Diogo Tavares, attaccante portoghese

Diogo Tavares, attaccante portoghese  Fonte: Nino Russo

Le parole di Pisseri e Tavares raccolte nella sala stampa dello stadio Angelo Massimino

MATTEO PISSERI
"È da un po' di tempo che non reagiamo alle difficoltà. Ultimamente le nostre prestazioni sono una roba abbastanza imbarazzante. È inutile dire faremo, faremo. . . Comunque se fino all'undicesima si va ai play-off dobbiamo cercare di arrivarci, ci sono nove punti a disposizione. Se ci avessero fischiato il rigore con l'espulsione, e avremmo giocato in undici contro dieci buona parte della gara, la partita sarebbe cambiata sicuramente, ma non è una scusante, non siamo stati in grado di reagire ai gol del Cosenza. Non so qual è il vero male di questa squadra, è da due mesi che non facciamo risultati in pratica. Lavoriamo per cercare di migliorare gli errori ma puntualmente commettiamo sempre gli stessi. È un problema che abbiamo dal ritiro, solo che prima in casa le vincevamo tutte, ora non è più così, c'è stata un'involuzione. Dobbiamo centrare i play-off altrimenti sarebbe un fallimento. Io sono venuto qui per vincere e non ho intenzione di andarmene a casa il 7 maggio."

DIOGO TAVARES
"Eravamo partiti bene ma dopo il rigore non fischiatoci ci siamo abbattuti senza una ragione. L'arbitro ha sbagliato e ci sta ma l'errore è nostro perché non abbiamo reagito. Ci siamo abbattuti e abbiamo preso due gol che non si possono prendere. La colpa è di tutta la squadra, non stiamo reagendo nel modo giusto. Alla prima difficoltà ci abbattiamo. Io non scappo mai dalle mie responsabilità, ho fatto solo un gol e mi assumo tutte le mie responsabilità, ma ripeto: se la squadra segna poco e subisce troppo la colpa è di tutti.

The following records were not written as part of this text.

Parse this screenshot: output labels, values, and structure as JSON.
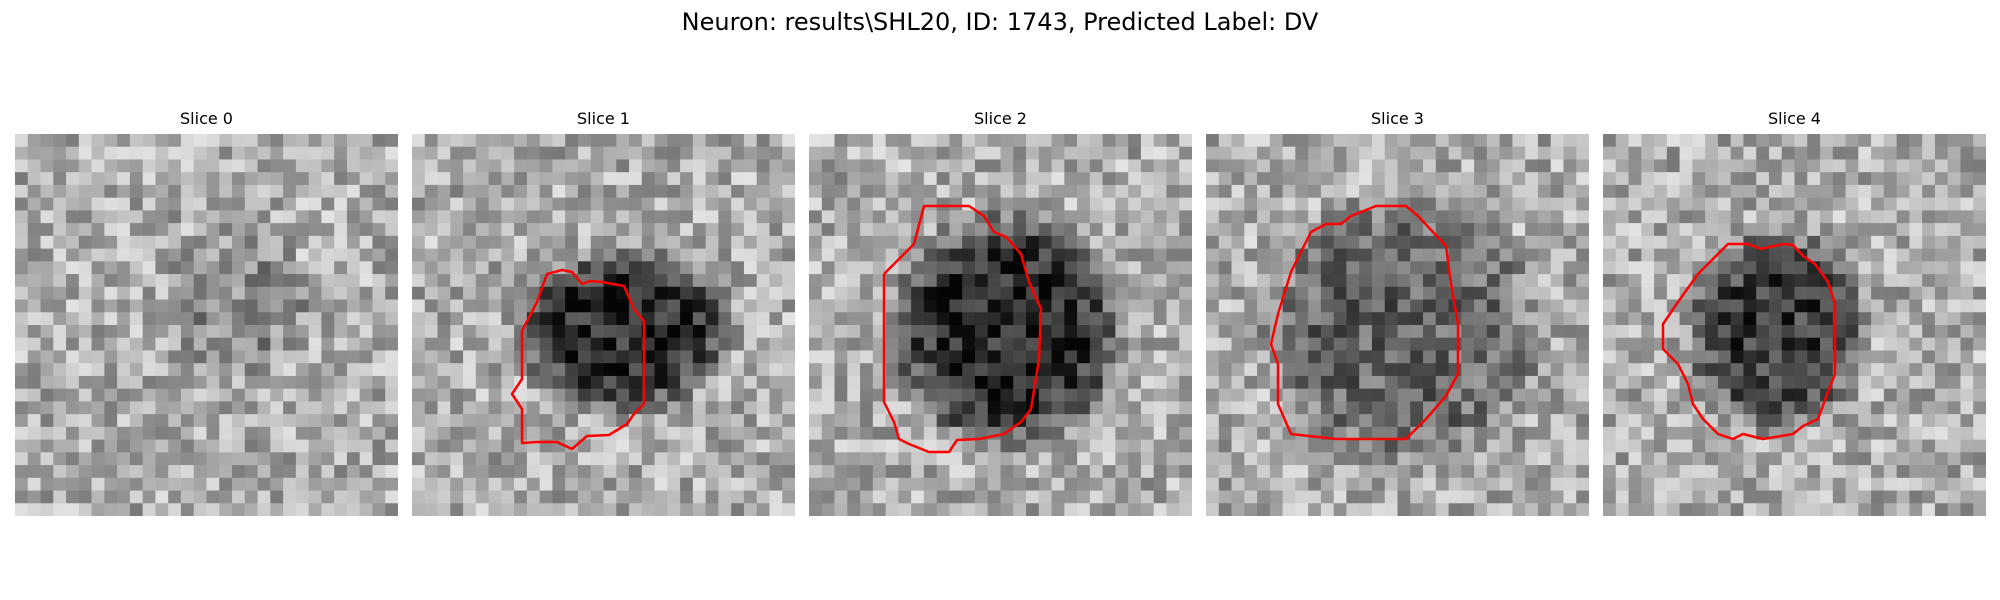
{
  "figure": {
    "title": "Neuron: results\\SHL20, ID: 1743, Predicted Label: DV"
  },
  "panels": [
    {
      "title": "Slice 0",
      "has_contour": false,
      "blob_strength": 0.25
    },
    {
      "title": "Slice 1",
      "has_contour": true,
      "blob_strength": 1.0
    },
    {
      "title": "Slice 2",
      "has_contour": true,
      "blob_strength": 1.0
    },
    {
      "title": "Slice 3",
      "has_contour": true,
      "blob_strength": 0.55
    },
    {
      "title": "Slice 4",
      "has_contour": true,
      "blob_strength": 0.85
    }
  ],
  "colors": {
    "contour": "#ff0000",
    "background": "#ffffff"
  }
}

Certamente le assenze pesano, è sempre meglio avere tutti a disposizione, però chi gioca meno quando ha l'opportunità deve rispondere presente. In nessuna categoria c'è un giocatore che risolve le cose da solo. Siamo tornati a perdere in casa ma il brutto della sconfitta è non fare la prestazione. Dobbiamo lottare fino in fondo e credere in noi stessi."